Sekarang sudah diakhir bulan Desember, dalam hitungan jam tahun 2015 akan pergi meninggalkan kita. Tempat-tempat hiburan seperti cafe, diskotik, karaoke dan hotel pun sudah di penuhi pernak-pernik Tahun Baru dan sudah mempersiapkan berbagai program buat kemeriahan pesta nanti malam. Tak sedikit dari tempat-tempat hiburan yang menyediakan dorprize, lucky draw, bahkan artis terkenal di datangkan buat penyambutan dan kemeriahan acara tersebut. Penjual kado serta kartu ucapan laris manis di bulan ini. Beginilah suasana tahun baru. Namun tahukah kita tentang asal usul Tahun Baru Masehi ??

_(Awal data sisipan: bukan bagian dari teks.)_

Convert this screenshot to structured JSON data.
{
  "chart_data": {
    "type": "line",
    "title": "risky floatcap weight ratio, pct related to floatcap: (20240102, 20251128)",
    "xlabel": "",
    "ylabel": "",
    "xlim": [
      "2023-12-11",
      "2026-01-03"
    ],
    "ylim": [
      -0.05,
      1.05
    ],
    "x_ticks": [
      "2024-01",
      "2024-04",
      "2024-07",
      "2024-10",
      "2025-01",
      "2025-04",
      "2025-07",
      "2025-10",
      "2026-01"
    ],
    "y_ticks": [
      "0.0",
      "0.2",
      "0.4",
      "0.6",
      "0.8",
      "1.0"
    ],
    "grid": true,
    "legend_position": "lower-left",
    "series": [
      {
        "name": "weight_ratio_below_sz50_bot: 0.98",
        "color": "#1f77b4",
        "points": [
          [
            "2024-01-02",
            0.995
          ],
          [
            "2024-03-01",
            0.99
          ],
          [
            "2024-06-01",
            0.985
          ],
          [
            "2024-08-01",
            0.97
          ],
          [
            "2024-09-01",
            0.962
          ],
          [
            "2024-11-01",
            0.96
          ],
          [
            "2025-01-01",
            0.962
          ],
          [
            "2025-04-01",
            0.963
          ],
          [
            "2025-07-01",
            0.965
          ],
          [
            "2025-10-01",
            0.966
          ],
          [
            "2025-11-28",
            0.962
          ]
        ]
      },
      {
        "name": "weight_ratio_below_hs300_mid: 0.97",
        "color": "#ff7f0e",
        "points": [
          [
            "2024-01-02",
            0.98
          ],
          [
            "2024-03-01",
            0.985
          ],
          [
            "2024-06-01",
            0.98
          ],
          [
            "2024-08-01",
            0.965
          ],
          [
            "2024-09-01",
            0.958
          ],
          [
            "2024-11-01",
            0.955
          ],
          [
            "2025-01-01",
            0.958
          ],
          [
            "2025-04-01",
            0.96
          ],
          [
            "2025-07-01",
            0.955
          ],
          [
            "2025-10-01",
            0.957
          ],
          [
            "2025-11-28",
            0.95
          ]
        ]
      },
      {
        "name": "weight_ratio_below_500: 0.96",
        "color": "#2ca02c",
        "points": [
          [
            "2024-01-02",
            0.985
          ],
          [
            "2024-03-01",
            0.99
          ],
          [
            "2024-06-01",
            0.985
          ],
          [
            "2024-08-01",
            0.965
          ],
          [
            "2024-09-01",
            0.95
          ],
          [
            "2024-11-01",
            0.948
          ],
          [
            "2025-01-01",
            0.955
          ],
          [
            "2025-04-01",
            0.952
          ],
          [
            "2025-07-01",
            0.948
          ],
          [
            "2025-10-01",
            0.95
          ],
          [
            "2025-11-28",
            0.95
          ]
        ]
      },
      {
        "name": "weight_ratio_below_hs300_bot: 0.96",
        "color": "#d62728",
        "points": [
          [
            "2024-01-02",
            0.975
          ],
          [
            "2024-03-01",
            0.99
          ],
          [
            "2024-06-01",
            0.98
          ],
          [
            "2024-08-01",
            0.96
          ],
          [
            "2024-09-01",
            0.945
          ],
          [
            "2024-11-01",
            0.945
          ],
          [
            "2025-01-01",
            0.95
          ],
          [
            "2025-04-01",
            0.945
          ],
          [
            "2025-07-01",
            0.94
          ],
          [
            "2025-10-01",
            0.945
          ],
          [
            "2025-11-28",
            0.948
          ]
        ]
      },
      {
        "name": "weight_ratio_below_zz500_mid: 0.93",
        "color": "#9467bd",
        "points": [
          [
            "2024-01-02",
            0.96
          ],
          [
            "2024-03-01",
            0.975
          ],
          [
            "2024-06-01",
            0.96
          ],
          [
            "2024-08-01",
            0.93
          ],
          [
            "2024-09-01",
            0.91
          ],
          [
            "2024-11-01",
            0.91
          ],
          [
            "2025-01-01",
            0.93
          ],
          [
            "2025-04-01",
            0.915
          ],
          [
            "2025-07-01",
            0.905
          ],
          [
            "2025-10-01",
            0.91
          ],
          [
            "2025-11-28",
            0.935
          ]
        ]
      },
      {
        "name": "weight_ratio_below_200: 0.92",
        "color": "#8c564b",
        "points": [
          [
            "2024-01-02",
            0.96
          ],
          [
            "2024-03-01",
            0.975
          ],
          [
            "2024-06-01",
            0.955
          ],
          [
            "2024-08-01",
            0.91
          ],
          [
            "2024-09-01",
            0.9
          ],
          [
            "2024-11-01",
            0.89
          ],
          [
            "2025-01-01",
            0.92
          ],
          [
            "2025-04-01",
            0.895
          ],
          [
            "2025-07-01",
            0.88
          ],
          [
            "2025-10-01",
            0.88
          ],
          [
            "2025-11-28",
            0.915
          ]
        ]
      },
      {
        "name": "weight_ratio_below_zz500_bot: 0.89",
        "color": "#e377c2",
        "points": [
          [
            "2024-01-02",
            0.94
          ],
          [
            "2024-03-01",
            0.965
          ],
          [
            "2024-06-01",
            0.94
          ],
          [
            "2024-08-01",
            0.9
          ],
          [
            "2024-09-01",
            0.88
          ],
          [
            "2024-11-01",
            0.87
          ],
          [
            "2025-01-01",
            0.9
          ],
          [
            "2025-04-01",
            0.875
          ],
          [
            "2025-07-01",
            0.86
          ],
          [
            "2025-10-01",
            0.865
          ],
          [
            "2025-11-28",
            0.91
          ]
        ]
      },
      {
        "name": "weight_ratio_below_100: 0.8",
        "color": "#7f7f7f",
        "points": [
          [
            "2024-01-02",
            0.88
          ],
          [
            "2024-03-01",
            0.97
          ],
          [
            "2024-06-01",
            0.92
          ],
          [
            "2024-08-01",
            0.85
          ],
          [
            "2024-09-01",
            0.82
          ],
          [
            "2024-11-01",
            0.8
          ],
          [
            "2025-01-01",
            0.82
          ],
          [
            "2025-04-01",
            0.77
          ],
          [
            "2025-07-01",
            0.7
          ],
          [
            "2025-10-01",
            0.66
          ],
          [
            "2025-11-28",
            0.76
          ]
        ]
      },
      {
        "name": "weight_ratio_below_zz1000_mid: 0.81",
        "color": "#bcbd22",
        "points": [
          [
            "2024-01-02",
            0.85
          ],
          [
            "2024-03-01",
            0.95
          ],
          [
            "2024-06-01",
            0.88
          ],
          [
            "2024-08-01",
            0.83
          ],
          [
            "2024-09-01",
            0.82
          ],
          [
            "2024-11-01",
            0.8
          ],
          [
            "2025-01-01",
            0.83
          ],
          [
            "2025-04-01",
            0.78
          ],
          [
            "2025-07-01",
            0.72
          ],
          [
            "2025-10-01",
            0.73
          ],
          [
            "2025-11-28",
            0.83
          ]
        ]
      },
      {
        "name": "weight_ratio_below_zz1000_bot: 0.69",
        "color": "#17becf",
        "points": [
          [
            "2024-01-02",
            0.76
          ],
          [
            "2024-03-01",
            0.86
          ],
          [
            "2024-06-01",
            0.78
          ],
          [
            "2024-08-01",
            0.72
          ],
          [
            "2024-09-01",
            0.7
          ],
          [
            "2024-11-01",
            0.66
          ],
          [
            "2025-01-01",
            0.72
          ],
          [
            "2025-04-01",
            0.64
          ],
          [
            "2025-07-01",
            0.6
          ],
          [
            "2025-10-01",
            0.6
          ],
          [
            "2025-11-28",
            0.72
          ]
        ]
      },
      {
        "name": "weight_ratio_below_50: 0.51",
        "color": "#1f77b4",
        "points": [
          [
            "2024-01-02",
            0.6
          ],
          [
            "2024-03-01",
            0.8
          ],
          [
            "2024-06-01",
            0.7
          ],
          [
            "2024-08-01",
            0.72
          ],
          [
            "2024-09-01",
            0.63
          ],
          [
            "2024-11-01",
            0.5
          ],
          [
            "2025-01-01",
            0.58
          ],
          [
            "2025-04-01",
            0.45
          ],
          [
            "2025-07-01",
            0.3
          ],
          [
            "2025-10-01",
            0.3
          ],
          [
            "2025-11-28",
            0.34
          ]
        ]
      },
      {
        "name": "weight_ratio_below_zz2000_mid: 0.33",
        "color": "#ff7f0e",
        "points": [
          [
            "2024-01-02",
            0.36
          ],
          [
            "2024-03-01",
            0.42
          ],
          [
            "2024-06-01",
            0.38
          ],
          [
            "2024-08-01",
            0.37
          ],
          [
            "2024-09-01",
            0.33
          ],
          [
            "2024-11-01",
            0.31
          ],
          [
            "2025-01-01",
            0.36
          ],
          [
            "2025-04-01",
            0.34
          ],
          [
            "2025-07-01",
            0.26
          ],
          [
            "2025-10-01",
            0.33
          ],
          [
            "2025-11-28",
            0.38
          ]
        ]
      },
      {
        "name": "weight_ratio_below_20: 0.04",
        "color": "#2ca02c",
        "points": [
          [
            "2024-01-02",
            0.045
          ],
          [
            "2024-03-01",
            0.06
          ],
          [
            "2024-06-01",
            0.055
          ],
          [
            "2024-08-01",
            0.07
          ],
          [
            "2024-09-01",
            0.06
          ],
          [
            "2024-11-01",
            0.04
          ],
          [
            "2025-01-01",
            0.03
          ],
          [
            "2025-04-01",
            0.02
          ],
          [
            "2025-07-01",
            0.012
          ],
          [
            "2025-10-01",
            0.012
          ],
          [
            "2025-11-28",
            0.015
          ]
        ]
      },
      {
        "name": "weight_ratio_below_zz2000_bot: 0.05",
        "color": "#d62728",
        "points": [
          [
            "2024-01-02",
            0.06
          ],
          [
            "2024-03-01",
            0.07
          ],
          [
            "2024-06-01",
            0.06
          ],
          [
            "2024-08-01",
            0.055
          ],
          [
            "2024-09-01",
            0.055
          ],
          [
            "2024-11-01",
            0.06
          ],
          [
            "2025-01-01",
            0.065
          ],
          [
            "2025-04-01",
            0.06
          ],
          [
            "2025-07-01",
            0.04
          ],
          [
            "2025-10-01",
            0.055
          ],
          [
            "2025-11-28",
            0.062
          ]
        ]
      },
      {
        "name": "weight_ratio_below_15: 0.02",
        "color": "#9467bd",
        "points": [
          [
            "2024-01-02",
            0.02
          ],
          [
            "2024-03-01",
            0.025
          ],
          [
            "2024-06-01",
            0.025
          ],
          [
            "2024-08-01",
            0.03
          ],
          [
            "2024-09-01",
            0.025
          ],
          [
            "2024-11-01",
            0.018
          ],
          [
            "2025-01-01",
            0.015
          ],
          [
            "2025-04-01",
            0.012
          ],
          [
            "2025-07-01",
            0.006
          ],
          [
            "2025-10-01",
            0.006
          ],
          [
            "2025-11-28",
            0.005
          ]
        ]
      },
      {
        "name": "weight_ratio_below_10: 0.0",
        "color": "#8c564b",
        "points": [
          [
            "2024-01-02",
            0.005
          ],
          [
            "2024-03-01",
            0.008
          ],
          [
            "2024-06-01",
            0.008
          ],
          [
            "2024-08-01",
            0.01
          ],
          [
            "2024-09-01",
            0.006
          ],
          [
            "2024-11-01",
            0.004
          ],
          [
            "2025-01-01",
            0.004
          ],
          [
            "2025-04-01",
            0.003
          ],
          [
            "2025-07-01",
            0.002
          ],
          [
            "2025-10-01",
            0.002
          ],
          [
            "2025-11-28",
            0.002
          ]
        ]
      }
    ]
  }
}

Asal Muasal Tahun Baru 1 Januari
Tahun baru dalam kalender umum atau kalender Gregorian dimulai pada tanggal 1 Januari. Dalam satu tahun, kalender Gregorian berlangsung dari 1 Januari hingga 31 Desember, atau 365 hari. Masyarakat umumnya menyebut Januari sebagai bulan pertama, Februari sebagai bulan kedua, dan seterusnya hingga Desember sebagai bulan keduabelas. Kalender umum ini berasal dari Romawi. Agak aneh, sebab umumnya masyarakat empat musim memulai tahun baru pada musim semi dan menjelang bulan purnama. Padahal 1 Januari masih berada di musim dingin dan masih lama menuju bulan purnama penuh yang jatuh sekitar Maret atau bahkan April.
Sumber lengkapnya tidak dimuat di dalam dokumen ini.